Wife Enters Third Bad-Haircut Phase
Last Saturday at Glamour Paramour Salon, Marnie Wilkins officially entered her third bad-haircut phase since getting married five years ago. Adapting remnants of the previous phase—which featured long hair all around except for the bangs, which were cut obscenely short and virtually plastered to the forehead—Marnie decided to “just chop it all off and go short.”
When her husband Tom came home from the hardware store later than afternoon he staggered in the doorway and nearly fainted, but admits he wasn’t completely shocked. “To be honest, after she had our second child in February I knew that the next phase of bad haircuts was coming. I had almost gotten used to that stupid greaser bangs thing too. But this…I just…she…did it have to be the short phase?”
Indeed Marnie is so pleased with the new hairstyle that her husband may be in for a hellishly long period of modified, dyed, and permed short hair.

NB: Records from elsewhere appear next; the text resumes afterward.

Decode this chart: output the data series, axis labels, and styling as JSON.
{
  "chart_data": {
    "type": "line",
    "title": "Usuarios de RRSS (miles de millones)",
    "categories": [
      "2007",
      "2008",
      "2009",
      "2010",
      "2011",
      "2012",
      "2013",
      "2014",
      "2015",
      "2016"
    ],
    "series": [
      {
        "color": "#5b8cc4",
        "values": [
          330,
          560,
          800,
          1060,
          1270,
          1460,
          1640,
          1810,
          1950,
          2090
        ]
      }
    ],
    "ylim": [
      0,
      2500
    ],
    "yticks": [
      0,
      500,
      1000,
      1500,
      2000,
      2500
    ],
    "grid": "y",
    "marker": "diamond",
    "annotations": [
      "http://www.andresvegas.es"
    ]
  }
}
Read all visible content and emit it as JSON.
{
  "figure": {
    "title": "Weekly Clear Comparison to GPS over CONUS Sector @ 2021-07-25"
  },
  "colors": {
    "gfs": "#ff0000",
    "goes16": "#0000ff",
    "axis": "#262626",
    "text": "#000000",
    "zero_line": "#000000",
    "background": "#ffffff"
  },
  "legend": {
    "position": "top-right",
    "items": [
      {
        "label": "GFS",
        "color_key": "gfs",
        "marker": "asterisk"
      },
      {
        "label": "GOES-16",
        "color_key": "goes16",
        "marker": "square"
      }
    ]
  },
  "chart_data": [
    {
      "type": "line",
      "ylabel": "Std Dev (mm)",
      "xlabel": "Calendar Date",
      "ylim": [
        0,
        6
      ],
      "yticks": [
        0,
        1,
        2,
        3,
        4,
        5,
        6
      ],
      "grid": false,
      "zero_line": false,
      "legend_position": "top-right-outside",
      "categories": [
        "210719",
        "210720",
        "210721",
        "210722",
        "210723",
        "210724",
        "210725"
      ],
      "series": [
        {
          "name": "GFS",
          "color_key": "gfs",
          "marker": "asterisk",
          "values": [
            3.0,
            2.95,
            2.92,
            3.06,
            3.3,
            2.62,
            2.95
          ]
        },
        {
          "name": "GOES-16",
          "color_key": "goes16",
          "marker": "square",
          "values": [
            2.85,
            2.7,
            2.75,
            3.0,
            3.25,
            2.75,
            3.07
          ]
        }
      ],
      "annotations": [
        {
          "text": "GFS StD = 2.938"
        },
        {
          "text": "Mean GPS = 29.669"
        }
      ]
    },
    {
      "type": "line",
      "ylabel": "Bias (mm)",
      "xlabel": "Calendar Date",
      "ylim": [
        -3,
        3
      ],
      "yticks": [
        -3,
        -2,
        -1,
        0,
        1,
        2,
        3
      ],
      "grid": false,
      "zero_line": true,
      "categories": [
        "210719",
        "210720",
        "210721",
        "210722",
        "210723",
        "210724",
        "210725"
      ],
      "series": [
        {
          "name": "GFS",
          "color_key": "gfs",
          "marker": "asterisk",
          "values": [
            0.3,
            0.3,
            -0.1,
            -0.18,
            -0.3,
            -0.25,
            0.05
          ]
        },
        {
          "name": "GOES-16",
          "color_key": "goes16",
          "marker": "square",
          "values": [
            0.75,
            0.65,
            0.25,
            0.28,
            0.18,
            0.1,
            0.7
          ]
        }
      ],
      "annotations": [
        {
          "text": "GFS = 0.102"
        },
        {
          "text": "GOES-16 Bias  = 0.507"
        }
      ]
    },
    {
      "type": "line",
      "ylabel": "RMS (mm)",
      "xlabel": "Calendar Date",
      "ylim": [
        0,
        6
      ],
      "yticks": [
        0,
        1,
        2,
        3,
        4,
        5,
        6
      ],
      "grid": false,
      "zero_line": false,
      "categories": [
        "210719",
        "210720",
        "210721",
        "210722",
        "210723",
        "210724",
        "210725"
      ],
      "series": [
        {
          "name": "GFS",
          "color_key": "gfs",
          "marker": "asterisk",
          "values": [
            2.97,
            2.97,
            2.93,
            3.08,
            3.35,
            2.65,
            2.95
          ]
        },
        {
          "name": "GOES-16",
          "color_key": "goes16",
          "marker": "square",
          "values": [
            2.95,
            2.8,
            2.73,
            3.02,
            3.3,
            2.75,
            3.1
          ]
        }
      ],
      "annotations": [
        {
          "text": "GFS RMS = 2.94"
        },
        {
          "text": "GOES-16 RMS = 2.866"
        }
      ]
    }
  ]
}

“You don’t understand,” a beaming Marnie explains, “the only other time I’ve had short hair was in college after my boyfriend dumped me. I swallowed a bunch of pills and when that didn’t work, the only thing I could think of was to cut off my long hair, so it wasn’t even something that I wanted to do. But now—oh, I’m just so happy!”
She spent the afternoon modeling in front of a three-sided mirror, while Tom mentally prepared a list of long-haired women to think of while having sex with her.